Monday, February 07, 2011

7 February--Almost in a Condition 1


The other evening began so startlingly beautifully and by the early morning had gone through Condition 1 and back to Condition 3, the normal situation.  I was driving back from Pegasus Field and the first indication I had that something was coming was a bank of low-lying clouds under a line of higher clouds.  The wind picked up and the low-lying clouds were skimming the surface with drifting snow blowing in front of them.  The snow appeared first like tendrils of some sort of white vegetable matter, hugging the snow and ice surface blowing across the ice road and searching out its preferred route.  At first you could see over the ground clinging tentacles to the nearby mountains, but it got thicker and the topography became obscured.  Soon you could only see 10, then 7 and finally I could only make out 4 or 5.

The roads have flags every 50 feet or less to help with navigation in conditions like this.  Normally you can see at least 20 or so, more if you were to stop driving.  When visibility goes down to 3 flags or less, the rule is to stop where you are, call in your position,  and remain where you are until either the situation clears and MAC-Ops downgrades the condition or Search and Rescue comes out to retrieve you. This is precisely the reason we only go out on the Ice Shelf with a full tank of gas and our full ECW bag.
I was able to continue on and get off the Ice Shelf, but a later shuttle driver was out there and a Condition 1 was called and he and his passengers had to hole up in the Galley out at the airfield.   Luckily, things cleared within an hour.  This was only the second Condition 1 we've had this season, something returnees say happens much more commonly.


















"Who's the joker who put this on my head while I slept?  Is there someone with opposable thumbs who can get this off ?"

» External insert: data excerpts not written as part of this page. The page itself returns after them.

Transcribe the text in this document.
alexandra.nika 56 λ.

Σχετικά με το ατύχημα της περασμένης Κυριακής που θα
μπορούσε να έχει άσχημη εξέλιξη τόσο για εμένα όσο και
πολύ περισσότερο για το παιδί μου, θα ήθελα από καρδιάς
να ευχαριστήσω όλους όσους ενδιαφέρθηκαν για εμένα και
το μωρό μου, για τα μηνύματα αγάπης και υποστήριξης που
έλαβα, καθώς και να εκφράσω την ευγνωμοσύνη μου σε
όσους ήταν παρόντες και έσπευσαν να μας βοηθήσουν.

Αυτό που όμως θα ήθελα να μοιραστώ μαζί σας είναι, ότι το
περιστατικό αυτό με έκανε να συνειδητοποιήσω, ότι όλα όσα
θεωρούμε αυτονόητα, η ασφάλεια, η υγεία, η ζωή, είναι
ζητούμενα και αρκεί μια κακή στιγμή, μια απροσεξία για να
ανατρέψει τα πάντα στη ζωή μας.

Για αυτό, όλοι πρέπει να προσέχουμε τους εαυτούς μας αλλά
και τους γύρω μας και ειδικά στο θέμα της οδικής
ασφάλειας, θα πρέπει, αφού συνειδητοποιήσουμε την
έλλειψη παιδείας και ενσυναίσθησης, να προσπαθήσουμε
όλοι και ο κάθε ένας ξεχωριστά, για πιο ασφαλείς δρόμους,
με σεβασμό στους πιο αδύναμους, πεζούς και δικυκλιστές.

This is Building 155, where I live.  It's a combination dorm, kitchen, dining hall, offices, barber shop, laundry, library, weight room, television and radio studio, ATMs, and computer commons.  During the summer, it's where all the newbies have to live; during the winter, it's the high value real estate.  Overwintering returnees with lots of points fight to live here so they don't have to bundle up to get to meals.



Snout of a glacier near the CTAM camp (not one of my pics).